“Kenapa bangsa Indonesia tak berani bilang Indonesia first, make Indonesia great again? Kenapa tidak ada pemimpin yang berani bilang begitu?”
Kalimat itu terlontar dari Prabowo Subianto ketika berpidato dalam rapat kerja nasional Lembaga Dakwah Islam Indonesia (LDII) 2018 di Jakarta, kemarin. Ungkapan bernada patriotisme itu ia sampaikan ketika membahas neoliberalisme. Calon presiden bernomor urut 02 itu menyinggung jika paham ekonomi politik itu tak bisa berlaku di semua negara.
Neoliberalisme, lanjut Prabowo, hanya efektif diterapkan oleh negara kaya. Amerika Sserikat saja, katanya, ketika kalah dengan Tiongkok langsung menyatakan perang dagang. Karenanya, Prabowo menilai Indonesia harus mampu berdiri di kaki sendiri, mesti mempertahankan kepentingan nasionalnya.

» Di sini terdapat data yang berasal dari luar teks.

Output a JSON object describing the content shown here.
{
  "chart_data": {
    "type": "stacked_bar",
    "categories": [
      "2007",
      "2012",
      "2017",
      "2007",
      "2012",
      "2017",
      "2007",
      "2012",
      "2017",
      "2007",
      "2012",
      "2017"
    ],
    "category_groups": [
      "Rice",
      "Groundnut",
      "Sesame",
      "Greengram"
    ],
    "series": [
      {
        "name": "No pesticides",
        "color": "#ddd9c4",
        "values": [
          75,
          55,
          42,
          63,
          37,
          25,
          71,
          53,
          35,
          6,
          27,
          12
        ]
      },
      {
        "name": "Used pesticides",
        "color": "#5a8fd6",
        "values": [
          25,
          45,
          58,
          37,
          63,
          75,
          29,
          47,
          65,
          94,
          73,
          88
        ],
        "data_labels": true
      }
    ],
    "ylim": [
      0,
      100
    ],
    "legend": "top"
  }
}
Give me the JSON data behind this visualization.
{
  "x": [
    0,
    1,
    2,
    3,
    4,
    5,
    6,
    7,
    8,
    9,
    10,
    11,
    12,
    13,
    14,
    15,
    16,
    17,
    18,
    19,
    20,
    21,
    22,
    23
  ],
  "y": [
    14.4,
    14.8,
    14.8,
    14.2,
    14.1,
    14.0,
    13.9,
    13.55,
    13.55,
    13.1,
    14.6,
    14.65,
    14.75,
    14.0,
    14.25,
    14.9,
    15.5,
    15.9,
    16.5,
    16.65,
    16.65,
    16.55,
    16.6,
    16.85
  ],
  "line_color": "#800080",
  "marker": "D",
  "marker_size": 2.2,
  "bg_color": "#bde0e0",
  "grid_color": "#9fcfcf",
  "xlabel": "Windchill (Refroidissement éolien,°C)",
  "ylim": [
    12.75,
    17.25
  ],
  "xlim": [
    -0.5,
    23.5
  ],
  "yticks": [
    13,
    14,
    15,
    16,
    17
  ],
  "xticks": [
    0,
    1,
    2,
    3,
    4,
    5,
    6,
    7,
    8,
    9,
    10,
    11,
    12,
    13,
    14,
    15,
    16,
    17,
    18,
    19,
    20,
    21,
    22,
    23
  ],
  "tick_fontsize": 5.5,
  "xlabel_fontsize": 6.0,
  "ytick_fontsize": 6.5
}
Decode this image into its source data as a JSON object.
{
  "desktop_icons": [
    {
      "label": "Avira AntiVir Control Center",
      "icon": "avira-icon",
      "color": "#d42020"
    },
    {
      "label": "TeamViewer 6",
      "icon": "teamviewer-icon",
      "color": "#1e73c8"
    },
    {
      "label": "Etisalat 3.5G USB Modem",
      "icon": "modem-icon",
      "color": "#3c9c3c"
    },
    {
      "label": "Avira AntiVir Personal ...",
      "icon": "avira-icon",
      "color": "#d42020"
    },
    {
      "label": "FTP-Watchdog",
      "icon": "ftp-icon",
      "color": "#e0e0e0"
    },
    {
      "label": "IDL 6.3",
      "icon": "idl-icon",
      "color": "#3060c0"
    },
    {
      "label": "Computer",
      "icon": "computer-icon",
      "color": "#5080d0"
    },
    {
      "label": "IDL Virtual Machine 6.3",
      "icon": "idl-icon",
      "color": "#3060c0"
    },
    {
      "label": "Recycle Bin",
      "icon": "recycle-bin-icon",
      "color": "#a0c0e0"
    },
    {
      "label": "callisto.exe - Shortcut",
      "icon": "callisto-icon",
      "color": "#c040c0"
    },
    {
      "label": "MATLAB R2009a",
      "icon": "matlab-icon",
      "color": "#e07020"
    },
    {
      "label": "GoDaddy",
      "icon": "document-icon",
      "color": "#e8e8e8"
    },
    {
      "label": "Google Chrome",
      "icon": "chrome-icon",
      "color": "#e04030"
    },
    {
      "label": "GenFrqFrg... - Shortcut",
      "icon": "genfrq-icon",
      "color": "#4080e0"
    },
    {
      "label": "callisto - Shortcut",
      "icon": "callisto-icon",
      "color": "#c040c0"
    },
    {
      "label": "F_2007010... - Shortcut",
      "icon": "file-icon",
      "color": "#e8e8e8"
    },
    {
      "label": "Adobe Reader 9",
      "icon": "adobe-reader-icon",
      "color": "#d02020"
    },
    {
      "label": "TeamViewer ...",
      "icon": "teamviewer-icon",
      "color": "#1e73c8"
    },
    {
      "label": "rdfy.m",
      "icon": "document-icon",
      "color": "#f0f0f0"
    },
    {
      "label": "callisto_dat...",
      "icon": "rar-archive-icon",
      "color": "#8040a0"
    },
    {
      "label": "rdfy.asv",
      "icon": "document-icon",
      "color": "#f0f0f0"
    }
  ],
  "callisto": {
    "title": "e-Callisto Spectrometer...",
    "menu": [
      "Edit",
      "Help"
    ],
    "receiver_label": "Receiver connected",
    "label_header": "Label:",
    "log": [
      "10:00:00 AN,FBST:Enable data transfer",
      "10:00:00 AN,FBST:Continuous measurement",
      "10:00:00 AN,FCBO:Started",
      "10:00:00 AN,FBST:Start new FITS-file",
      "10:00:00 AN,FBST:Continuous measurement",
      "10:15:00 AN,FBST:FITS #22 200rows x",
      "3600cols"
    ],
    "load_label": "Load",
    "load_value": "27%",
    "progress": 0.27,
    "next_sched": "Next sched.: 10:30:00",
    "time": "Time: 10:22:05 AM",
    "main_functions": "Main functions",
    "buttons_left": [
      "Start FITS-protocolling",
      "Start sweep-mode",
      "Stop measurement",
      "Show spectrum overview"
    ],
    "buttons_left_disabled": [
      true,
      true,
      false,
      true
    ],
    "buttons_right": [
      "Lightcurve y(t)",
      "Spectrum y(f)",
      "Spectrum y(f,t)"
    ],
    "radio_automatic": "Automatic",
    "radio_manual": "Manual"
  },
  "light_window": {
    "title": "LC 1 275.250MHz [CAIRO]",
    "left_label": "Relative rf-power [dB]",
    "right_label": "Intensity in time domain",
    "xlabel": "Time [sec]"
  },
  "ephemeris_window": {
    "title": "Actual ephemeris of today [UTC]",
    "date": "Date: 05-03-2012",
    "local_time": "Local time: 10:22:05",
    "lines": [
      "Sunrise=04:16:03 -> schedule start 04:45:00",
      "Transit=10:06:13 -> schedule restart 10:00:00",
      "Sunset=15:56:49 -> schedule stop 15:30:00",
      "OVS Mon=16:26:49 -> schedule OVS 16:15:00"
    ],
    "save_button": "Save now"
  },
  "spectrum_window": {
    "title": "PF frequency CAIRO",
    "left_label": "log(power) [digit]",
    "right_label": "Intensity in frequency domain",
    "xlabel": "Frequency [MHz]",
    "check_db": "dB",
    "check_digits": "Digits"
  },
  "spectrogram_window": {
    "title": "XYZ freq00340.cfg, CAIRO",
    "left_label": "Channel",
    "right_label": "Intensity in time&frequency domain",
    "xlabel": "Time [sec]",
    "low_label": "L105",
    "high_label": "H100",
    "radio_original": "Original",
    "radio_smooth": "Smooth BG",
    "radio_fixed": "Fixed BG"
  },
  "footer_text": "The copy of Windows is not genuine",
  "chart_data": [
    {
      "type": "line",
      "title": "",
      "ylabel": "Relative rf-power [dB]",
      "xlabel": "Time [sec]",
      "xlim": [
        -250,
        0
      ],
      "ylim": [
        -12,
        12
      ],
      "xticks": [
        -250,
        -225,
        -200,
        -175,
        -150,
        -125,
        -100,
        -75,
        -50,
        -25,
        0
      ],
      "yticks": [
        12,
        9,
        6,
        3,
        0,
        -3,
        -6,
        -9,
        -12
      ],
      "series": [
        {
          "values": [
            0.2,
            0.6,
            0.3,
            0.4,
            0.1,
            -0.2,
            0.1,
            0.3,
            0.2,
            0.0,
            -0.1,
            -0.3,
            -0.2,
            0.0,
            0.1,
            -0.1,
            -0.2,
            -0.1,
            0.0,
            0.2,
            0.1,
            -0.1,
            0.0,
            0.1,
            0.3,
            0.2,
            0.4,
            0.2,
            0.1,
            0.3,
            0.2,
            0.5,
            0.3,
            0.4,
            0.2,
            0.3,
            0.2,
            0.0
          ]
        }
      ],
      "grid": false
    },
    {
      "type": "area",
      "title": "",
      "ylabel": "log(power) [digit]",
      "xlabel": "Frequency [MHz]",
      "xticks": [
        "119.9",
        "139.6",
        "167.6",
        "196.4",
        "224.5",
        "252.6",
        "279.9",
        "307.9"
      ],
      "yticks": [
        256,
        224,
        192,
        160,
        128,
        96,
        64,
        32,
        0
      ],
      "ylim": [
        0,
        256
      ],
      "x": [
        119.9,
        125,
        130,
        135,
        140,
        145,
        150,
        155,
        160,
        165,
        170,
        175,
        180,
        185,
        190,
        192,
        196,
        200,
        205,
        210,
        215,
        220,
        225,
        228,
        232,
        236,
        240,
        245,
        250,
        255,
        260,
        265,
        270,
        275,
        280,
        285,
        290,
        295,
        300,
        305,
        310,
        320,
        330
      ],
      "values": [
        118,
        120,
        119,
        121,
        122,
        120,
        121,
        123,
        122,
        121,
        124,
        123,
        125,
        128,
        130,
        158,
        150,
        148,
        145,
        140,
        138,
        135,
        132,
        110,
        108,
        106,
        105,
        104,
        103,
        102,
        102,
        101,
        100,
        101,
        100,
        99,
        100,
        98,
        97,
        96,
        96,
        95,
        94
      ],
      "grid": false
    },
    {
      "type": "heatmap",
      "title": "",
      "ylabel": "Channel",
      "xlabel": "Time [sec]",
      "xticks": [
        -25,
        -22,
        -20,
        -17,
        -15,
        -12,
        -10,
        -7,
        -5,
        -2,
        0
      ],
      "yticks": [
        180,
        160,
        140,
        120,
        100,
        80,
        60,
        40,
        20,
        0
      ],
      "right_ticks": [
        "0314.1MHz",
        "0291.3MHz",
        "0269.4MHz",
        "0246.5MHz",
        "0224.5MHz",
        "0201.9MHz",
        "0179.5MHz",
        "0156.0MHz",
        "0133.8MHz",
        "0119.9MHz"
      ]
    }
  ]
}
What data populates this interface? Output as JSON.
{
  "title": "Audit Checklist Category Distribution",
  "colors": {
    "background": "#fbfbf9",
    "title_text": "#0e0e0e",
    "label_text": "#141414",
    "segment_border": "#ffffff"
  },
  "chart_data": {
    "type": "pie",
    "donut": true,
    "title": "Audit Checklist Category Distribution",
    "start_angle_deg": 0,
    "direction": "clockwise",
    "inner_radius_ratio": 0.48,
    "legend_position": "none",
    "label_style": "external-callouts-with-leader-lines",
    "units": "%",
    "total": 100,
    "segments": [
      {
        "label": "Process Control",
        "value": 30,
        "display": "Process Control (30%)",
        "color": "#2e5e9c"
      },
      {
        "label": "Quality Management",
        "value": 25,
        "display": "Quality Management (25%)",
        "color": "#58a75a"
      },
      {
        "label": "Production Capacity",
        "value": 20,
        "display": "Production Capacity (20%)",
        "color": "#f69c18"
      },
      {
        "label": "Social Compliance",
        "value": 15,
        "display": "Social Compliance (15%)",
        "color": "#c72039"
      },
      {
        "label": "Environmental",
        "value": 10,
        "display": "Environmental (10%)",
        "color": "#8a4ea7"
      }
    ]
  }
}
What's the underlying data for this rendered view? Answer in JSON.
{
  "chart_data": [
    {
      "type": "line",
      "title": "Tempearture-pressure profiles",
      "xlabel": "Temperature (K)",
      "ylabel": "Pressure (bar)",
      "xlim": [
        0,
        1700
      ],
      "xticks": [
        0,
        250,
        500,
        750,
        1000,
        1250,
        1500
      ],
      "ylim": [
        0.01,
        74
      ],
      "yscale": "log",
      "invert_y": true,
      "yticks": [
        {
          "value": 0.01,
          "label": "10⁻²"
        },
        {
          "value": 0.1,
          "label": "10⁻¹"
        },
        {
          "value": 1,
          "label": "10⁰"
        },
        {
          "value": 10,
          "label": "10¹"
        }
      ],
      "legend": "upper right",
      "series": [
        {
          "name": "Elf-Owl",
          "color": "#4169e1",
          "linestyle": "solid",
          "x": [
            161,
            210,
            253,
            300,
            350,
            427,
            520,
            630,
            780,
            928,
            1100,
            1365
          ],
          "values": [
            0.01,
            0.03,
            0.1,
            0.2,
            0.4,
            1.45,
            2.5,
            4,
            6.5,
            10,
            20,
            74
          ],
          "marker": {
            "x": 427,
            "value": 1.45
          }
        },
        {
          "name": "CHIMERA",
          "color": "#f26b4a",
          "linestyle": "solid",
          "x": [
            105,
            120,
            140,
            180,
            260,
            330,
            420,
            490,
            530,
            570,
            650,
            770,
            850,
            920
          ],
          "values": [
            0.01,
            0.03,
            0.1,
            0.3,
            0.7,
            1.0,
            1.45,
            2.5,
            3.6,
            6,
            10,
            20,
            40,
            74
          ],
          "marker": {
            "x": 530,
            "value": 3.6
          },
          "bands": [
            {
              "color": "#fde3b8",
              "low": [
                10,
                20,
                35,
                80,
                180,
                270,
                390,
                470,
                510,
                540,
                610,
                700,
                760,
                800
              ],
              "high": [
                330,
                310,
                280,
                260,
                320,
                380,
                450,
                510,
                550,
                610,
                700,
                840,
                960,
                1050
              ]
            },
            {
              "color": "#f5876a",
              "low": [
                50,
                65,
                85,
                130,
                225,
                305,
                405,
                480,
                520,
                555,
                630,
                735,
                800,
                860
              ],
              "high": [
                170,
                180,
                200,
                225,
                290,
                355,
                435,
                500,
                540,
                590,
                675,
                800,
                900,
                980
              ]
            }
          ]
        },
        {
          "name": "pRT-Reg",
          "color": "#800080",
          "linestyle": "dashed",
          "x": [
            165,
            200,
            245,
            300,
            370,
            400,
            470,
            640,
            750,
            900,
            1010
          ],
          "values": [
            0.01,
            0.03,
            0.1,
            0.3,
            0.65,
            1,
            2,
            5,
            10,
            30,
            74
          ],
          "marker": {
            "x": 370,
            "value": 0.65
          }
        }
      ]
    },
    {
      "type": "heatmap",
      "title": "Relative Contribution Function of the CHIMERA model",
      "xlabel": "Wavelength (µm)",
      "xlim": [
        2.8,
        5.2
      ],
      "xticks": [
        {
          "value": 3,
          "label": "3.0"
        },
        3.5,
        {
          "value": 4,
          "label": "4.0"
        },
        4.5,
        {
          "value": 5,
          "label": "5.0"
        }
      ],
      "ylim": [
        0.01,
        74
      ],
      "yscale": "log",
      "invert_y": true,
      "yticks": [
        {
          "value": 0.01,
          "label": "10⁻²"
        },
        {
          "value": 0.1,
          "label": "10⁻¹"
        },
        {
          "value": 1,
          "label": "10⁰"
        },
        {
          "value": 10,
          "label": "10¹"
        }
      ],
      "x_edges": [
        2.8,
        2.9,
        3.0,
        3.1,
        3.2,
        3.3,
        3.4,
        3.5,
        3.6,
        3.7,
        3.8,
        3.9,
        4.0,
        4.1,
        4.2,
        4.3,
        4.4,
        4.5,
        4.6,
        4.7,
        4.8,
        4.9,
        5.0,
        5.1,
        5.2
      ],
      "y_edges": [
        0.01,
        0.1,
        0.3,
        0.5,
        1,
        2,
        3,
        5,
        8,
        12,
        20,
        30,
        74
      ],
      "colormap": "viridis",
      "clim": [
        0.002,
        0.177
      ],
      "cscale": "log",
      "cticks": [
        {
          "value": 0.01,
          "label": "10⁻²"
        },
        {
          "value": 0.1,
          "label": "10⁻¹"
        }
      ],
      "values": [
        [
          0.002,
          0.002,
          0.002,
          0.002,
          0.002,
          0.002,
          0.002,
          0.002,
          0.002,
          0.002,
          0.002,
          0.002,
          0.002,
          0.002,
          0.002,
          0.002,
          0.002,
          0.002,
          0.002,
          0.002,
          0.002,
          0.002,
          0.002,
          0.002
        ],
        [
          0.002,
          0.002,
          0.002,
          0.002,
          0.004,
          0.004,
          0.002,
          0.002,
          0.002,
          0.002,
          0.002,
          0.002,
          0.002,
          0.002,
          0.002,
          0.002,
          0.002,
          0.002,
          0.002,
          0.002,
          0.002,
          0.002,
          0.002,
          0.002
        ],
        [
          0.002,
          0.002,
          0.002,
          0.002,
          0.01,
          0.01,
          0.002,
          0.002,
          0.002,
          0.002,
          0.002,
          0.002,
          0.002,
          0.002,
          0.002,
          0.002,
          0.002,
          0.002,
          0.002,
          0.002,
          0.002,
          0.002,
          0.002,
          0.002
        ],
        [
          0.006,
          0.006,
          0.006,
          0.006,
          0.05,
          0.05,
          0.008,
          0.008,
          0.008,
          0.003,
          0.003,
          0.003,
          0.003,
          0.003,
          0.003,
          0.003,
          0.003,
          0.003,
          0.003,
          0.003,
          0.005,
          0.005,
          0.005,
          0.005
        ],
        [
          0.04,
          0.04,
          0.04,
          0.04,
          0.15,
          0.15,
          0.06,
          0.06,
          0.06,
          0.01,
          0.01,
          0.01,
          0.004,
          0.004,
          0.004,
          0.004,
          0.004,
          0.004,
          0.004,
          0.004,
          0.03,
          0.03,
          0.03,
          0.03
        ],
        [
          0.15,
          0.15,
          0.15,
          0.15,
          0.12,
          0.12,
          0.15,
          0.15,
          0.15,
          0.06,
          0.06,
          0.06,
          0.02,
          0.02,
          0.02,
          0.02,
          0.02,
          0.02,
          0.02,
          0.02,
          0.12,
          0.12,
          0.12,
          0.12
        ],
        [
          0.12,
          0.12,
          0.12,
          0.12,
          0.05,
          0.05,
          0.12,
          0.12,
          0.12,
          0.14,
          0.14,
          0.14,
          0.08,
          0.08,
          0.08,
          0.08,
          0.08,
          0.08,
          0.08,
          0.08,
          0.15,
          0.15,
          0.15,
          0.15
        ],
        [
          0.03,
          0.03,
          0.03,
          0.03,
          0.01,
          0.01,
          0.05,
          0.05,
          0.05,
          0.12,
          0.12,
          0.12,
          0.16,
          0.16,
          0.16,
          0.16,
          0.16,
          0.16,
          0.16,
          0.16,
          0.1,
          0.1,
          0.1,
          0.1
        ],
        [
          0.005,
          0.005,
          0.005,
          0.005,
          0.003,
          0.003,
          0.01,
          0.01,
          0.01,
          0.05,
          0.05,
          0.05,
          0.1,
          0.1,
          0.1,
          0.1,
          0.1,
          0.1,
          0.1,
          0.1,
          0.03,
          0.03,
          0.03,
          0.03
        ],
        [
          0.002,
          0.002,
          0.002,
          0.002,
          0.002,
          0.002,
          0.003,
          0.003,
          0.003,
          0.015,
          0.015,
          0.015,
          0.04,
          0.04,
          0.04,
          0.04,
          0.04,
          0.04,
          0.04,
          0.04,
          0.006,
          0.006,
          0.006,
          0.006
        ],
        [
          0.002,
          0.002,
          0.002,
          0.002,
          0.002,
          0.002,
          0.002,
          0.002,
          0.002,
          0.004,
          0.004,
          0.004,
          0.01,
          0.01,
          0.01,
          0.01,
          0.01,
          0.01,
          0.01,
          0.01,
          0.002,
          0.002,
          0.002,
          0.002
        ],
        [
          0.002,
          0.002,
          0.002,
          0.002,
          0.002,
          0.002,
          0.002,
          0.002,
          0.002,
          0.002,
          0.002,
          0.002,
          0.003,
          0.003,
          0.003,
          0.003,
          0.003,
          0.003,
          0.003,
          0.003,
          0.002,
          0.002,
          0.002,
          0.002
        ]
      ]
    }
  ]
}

Meski demikian, tak berarti Indonesia harus membenci negara asing. Karena itu, bangsa Indonesia harus belajar dari negara mana pun. Yang penting, tidak menjadi kacung dari bangsa lain, apalagi sampai kehilangan Tanah Air. (Baca juga: Gerilya Politik Sandiaga Uno dan Strategi Kampanye Prabowo).
Pidato inilah yang kemudian ramai diperbincangkan, terutama di jagad maya. Ada yang mendukung, ada pula yang menganggap hal itu semacam pidato politik untuk membidik pemerintahaan saat ini.
Tim Pemenangan Nasional Joko Widodo-Ma'ruf Amin mengkritik Prabowo memplagiasi slogan Presiden Amerika Serikat Donald Trump yang kerap mengatakan “make America great again” selama berkampanye. “Gayanya yang meniru Trump itu tidak kreatif, bertentangan dengan zaman now,” kata Wakil Ketua Tim Kampanye Abdul Kadir Karding di Posko Cemara, Jakarta, Jumat (12/10).
Karding menilai plagiasi itu berpotensi diteruskan Prabowo hingga ke tingkat kebijakan dan program ketika dia menjadi presiden. Jika hal itu benar terjadi, langkah Prabowo dianggap cukup mengkhawatirkan karena dapat meningkatan sentimen rasialisme di Indonesia.
Trump memang kerap menumbuhkan sentimen rasial untuk supremasi kulit putih di Amerika. Dia juga sering menyerukan rencana membangun tembok di sepanjang negara tersebut yang berbatasan dengan Meksiko demi menghentikan imigran yang masuk.
Peneliti Saiful Mujani Research & Countsulting (SMRC), Saidiman Ahmad, juga menakutkan hal serupa. Ucapan Prabowo berpotensi menimbulkan sentimen rasial di Indonesia. (Baca juga:
Apalagi, kubu Prabowo selama ini kerap menggemborkan isu tenaga kerja asing dari Tiongkok, kebangkitan Partai Komunis Indonesia, hingga pengambilan aset Indonesia oleh negara lain. “Kalau dihubungkan dengan itu, mungkin ada upaya secara serius untuk menciptakan suasana terancam,” kata Saidiman.
Seharusnya, dia melanjutkan, Prabowo melihat sejarah konflik komunal di Indonesia selama ini. Konflik tersebut berbahaya bagi kehidupan sosial masyarakat Indonesia. Saat ini sudah ada polarisasi terhadap pribumi dan non-pribumi akibat Pilkada DKI Jakarta 2017. Kondisi ini akan semakin parah jika publik bereaksi terhadap isu yang digaungkan Prabowo.
(Baca pula: Sebut Istilah Pribumi, Anies Baswedan Dianggap Bangkitkan Politik SARA)
Namun, Badan Pemenangan Nasional (BPN) Prabowo-Sandiaga Uno berdalih ucapan mantan Komandan Jenderal Kopassus itu bermaksud baik. Anggota Badan Pemenangan Ferdinand Hutahaean mengatakan Prabowo tidak bermaksud untuk memplagiasi slogan Trump.
Sebaliknya, Prabowo ingin agar Indonesia kembali dihargai dalam pergaulan internasional. “Di zaman Susilo Bambang Yudhoyono, kita tidak pernah ketinggalan di isu global sehingga ini harus dikembalikan dan ditingkatkan arahnya ke sana,” kata Ferdinand.
Prabowo, lanjut Ferdinand, ingin Indonesia ditakuti kembali sebagai “Macan Asia” -julukan yang kerap digemborkan selama Orde Baru. Saat ini Indonesia dinilai kehilangan perannya di dunia internasional. Hal tersebut terjadi karena keterbatasan kapasitas dan kapabilitas Presiden Joko Widodo.